Les Chroniques de Sire Jean Froissart/Livre I, Partie II/Chapitre CLXXIII

CHAPITRE CLXXIII.


Comment les Gascons s’avisèrent d’un bon avis par quelle manière le captal seroit pris et emporté de la bataille.


Assez tôt après que les François eurent ordonné leurs batailles, les chefs des seigneurs se mirent ensemble et se conseillèrent un grand temps comment ils se maintiendroient ; car ils véoient leurs ennemis grandement sur leur avantage.
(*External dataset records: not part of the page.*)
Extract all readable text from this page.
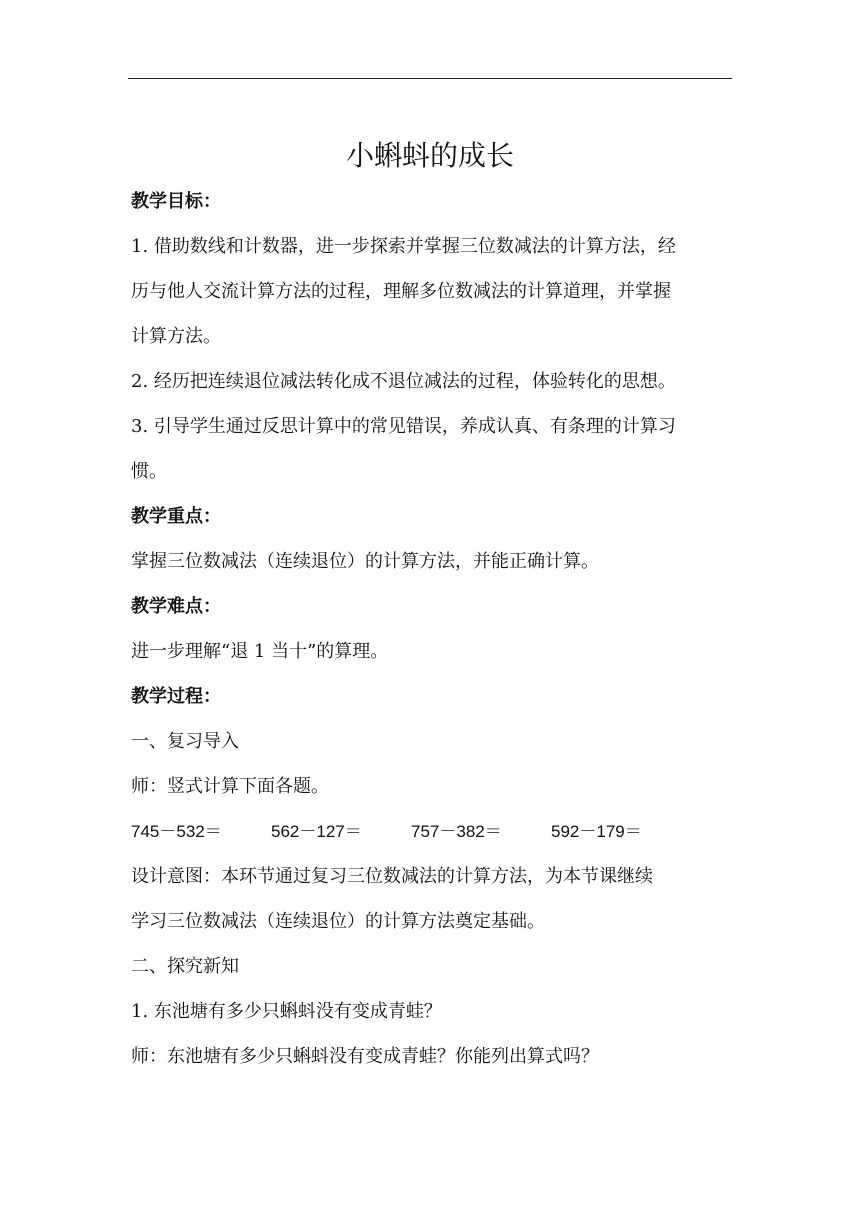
小蝌蚪的成长

教学目标：

1. 借助数线和计数器，进一步探索并掌握三位数减法的计算方法，经

历与他人交流计算方法的过程，理解多位数减法的计算道理，并掌握

计算方法。

2. 经历把连续退位减法转化成不退位减法的过程，体验转化的思想。

3. 引导学生通过反思计算中的常见错误，养成认真、有条理的计算习

惯。

教学重点：

掌握三位数减法（连续退位）的计算方法，并能正确计算。

教学难点：

进一步理解“退 1 当十”的算理。

教学过程：

一、复习导入

师：竖式计算下面各题。

745－532＝	562－127＝	757－382＝	592－179＝

设计意图：本环节通过复习三位数减法的计算方法，为本节课继续

学习三位数减法（连续退位）的计算方法奠定基础。

二、探究新知

1. 东池塘有多少只蝌蚪没有变成青蛙？

师：东池塘有多少只蝌蚪没有变成青蛙？你能列出算式吗？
Là dirent les Gascons dessus nommés une parole qui fut volontiers ouïe : « Seigneurs, bien savons que au captal a un aussi preux chevalier et conforté de ses besognes que on trouveroit aujourd’huy en toutes terres ; et tant comme il sera sur la place et pourra entendre à combattre il nous portera trop grand dommage : si ordonnons que nous mettions à cheval trente des nôtres, tous des plus apperts et plus hardis par avis, et ces trente n’entendront à autre chose fors à eux adresser vers le captal ; et pendant que nous entendrons à conquerre son pennon, ils se mettront en peine, par la force de leurs coursiers et de leurs bras, à dérompre la presse et de venir jusques au captal ; et de fait ils prendront le dit captal, et trousseront, et l’emporteront entr’eux, et mèneront à sauveté quelque part, et jà n’y attendront fin de bataille. Nous disons aussi que, si il peut être pris ni retenu par telle voie, la journée sera nôtre, tant fort seront ébahis les gens de sa prise. » Les chevaliers de France et de Bretagne qui là étoient, accordèrent ce conseil légèrement, et dirent que c’étoit un bon avis, et que ainsi seroit fait. Si trièrent et élurent tantôt entr’eux et leurs batailles trente hommes d’armes des plus hardis et plus entreprenans par avis qui fussent en leurs routes, et furent montés ces trente, chacun sur bons coursiers, les plus légers et plus roides qui fussent en la place, et se trairent d’un lez sur les champs, avisés et informés quel chose ils devoient faire ; et les autres demeurèrent tous à pied sur les champs en leur ordonnance, ainsi qu’ils devoient être.